It's been nearly three months since the Covid-19 virus hit Thailand, yet the scarcity of face masks is still a national problem and a disgrace to the government. Whether this scarcity is a by-product of incompetency or ignorance, this problem needs to be solved immediately.
In order to fight the outbreak, the government has many challenges ahead -- ensuring a sufficient supply of medical and treatment products, ranging from ventilators and Covid-19 test kits to hospital beds.
Making medical supplies available was one of the promises Prime Minister Prayut Chan-o-cha made on Wednesday when he announced the invocation of the Emergency Decree, which went into effect from Thursday to April 30.
However, achieving that will remain an uphill task for as long as his government continues struggling to ensure there is a sufficient supply of face masks.
Since January, people have been struggling to find protective gear for themselves.
Face masks along with alcohol-based hand-sanitising products have either run out or are being sold at ridiculous prices. And the government's so-called intervention to have them sold at designated outlets has so far been insufficient.
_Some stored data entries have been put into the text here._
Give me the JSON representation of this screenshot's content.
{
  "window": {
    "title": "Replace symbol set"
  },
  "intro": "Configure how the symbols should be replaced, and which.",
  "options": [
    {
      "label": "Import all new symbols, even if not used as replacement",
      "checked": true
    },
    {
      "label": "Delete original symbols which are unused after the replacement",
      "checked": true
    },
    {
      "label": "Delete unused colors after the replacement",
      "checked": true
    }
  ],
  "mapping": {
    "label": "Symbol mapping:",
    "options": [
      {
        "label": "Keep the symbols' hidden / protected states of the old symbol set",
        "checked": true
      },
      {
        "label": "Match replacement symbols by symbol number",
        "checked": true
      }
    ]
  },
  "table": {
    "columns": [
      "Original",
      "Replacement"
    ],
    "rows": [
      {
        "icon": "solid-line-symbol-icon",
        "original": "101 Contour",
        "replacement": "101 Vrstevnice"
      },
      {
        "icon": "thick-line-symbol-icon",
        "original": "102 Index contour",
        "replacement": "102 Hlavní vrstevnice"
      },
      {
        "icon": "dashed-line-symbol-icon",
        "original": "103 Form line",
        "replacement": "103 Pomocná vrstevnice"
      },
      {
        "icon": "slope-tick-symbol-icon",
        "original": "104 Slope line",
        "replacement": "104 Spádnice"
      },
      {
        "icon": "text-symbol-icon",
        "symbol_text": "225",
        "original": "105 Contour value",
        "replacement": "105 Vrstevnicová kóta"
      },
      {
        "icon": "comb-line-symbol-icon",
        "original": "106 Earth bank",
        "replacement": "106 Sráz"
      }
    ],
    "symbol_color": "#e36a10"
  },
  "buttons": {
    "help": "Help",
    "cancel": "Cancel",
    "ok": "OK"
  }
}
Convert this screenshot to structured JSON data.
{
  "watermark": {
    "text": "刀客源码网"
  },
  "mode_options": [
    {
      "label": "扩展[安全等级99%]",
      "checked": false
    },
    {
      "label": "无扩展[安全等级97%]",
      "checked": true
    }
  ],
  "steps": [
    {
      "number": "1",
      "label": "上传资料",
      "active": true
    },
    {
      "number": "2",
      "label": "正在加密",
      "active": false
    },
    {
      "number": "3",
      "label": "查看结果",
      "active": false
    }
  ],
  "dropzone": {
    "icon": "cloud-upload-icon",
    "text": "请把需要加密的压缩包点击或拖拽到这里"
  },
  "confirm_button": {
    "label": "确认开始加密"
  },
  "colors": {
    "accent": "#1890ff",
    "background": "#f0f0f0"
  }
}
Both Gen Prayut and Commerce Minister Jurin Laksanavisit have continued to insist that there are enough masks available. Their claims are proved to be wrong time and again.
Everybody has been repeatedly asking: Where have all the masks gone? Then early this month, a Facebook page, Maem Phodam, posted evidence exposing what could have been the hoarding of 200 million face masks by a minister's aide. This accusation should have sent the government and the authorities off on the job of digging deeper and finding out more.
Yet this exposure did little to put the government on high alert.
Later, questions were raised about what appeared to be an unusually high number of masks being exported. The Internal Trade Department responded by saying these masks were copyrighted products produced locally and exported under agreements that local manufacturers have with the Board of Investment. Questions about these huge exports continue to linger.
Even if the department's claim was correct, the government should have intervened. Under the law, the state has the authority to halt the export of products deemed necessary in the event of a national emergency.
And as the government continues sitting idly by, Achariya Ruangrattanapong, a lawyer who works on helping victims of crime, this week revealed evidence of what he claims are shady operations involving officials, some politicians and soldiers. They allegedly hoarded face masks and sanitising products to drive up the prices and resell them to middlemen, who then either retailed them at excessive amounts or exported them.
The authorities should wake up and start investigating to see if these allegations are true and, if they are, they should start netting the big fish. They should also cooperate with a House panel looking into the shortage of face masks.
It is imperative that these protective products are made available as soon as possible.
With the number of infections soaring to 1,045 as of Thursday, people will not just need face masks but also Covid-19 test kits, while patients will need ventilators and hospital beds.
With such scarcity, the government needs to dig deep into its pockets and invest more to contain the virus and provide proper treatment to the infected.